Vous ne pouvez être dans l’ignorance de l’état où je se trouve ma santé ; déjà j’ai essayé bien des moyens pour la recouvrer, mais rien ne m’a encore réussi. Les meilleurs médecins de Paris se rencontrent d’accord pour m’envoyer passer peut-être un long temps hors de France dans des climats chauds. Mes enfants, c’est-à-dire l’amour que j’ai pour eux me donne la force de vouloir absolument me guérir ; leur bonheur ne quittant point ma pensée, j’ai songé mûrement et sagement à leurs intérêts pendant mon absence qui peut se prolonger au delà de quelques années peut-être (c’est le docteur Sages qui le dit).
Mettant un ordre minutieux dans  ma fortune, qui appartient à mes fils je souhaiterais vivement causer quelques instants avec vous, mon cher Comte, de l’avenir d’Alexandre. Je ne doute point de votre approbation pour tout ce que m’inspirent mes sentiments vraiment maternels.
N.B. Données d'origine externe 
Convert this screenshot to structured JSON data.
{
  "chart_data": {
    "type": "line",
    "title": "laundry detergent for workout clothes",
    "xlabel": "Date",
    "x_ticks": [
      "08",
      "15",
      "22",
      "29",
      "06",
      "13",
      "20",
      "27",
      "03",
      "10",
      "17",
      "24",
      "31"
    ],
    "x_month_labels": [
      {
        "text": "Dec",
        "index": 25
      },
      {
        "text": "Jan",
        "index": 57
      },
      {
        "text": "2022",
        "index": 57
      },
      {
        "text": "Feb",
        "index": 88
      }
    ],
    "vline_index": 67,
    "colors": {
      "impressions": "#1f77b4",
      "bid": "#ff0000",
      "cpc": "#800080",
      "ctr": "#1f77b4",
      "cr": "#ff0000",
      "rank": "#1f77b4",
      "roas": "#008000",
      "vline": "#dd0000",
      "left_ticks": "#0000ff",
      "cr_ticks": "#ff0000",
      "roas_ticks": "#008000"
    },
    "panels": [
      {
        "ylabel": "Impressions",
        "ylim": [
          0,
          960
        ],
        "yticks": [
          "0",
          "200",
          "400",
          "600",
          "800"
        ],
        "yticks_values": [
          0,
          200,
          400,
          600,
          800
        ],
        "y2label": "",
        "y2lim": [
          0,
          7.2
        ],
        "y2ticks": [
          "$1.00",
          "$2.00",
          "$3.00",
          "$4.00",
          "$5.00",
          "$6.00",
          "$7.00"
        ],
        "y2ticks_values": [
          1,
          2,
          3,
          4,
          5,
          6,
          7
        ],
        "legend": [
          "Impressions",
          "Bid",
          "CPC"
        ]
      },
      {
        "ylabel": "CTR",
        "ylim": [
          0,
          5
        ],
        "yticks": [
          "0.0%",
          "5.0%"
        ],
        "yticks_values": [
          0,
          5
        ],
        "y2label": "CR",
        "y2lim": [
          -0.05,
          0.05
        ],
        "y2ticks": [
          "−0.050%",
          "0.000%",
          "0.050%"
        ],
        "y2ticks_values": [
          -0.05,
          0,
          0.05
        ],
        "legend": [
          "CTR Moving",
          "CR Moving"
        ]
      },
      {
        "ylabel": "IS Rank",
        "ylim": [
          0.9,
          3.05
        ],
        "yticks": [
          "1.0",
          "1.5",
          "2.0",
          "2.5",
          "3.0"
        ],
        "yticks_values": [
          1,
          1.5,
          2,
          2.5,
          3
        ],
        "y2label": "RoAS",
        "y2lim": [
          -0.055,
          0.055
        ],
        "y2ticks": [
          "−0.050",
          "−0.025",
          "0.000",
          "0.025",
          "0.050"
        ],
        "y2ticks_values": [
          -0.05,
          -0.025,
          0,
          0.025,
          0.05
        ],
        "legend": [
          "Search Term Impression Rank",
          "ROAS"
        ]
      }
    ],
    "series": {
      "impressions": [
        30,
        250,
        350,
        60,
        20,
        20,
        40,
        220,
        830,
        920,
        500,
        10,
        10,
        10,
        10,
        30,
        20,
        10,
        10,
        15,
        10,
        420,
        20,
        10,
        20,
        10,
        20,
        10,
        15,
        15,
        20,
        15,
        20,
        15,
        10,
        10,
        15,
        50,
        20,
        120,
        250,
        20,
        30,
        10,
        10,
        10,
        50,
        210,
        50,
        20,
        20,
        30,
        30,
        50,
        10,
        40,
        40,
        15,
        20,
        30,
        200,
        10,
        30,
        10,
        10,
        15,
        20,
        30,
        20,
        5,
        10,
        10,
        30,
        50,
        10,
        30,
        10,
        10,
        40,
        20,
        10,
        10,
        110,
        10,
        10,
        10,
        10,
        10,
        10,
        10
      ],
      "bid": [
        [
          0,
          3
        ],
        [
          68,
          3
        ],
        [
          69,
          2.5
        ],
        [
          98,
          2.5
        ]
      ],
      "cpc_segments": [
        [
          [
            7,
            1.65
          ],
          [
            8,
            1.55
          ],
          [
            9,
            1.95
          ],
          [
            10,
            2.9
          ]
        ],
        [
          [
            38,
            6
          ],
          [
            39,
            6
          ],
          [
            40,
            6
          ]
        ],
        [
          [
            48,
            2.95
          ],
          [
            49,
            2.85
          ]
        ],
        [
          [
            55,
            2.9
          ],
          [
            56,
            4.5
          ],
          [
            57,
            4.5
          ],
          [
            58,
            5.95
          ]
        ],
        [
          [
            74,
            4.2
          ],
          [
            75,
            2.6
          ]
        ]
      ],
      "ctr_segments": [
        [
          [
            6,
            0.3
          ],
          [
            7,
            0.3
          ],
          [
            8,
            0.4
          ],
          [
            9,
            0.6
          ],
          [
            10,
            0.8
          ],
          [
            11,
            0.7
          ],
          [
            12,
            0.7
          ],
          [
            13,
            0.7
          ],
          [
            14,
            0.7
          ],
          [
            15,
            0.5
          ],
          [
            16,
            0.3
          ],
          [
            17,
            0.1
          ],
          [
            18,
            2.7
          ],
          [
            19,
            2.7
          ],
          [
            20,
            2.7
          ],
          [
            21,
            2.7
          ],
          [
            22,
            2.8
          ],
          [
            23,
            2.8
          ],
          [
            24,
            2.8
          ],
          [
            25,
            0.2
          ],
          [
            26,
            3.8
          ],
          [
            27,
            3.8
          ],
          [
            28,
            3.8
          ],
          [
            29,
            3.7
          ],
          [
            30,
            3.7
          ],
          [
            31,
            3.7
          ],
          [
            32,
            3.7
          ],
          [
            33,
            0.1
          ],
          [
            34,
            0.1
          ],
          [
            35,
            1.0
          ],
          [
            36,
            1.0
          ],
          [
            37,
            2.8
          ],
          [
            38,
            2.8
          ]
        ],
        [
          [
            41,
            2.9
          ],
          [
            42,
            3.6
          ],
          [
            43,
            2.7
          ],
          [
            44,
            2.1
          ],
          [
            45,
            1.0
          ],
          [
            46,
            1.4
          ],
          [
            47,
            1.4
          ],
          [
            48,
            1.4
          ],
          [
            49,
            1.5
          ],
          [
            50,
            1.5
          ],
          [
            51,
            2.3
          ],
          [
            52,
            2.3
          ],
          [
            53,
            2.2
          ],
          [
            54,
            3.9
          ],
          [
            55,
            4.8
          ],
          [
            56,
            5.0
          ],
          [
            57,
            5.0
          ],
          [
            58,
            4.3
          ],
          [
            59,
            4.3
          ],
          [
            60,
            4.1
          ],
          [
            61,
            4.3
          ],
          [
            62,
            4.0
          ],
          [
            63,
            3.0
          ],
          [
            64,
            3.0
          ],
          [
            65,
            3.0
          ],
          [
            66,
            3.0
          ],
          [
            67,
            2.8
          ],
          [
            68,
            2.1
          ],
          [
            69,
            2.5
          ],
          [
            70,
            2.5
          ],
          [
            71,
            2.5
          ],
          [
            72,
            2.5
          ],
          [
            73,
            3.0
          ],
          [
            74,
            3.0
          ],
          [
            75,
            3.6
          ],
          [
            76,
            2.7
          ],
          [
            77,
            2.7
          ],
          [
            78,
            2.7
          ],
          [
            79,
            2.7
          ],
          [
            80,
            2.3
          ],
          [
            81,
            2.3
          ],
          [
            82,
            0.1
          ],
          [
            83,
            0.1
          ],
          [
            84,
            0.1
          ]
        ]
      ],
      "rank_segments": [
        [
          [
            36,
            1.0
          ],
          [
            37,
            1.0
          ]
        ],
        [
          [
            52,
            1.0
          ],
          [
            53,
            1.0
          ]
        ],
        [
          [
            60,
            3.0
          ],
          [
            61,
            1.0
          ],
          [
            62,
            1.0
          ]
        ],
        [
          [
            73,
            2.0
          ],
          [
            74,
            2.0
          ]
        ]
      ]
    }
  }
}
Veuillez donc distraire quelques moments de votre temps précieux et me les consacrer au plus tôt chez moi rue Trudon.
Il fait si beau à la campagne que, dans l’intérêt de ma santé je souhaite ne rester à Paris que le moins possible ; j’y suis venue pour vous seul et j’attends avec impatience l’heure dont vous pourrez disposer demain samedi.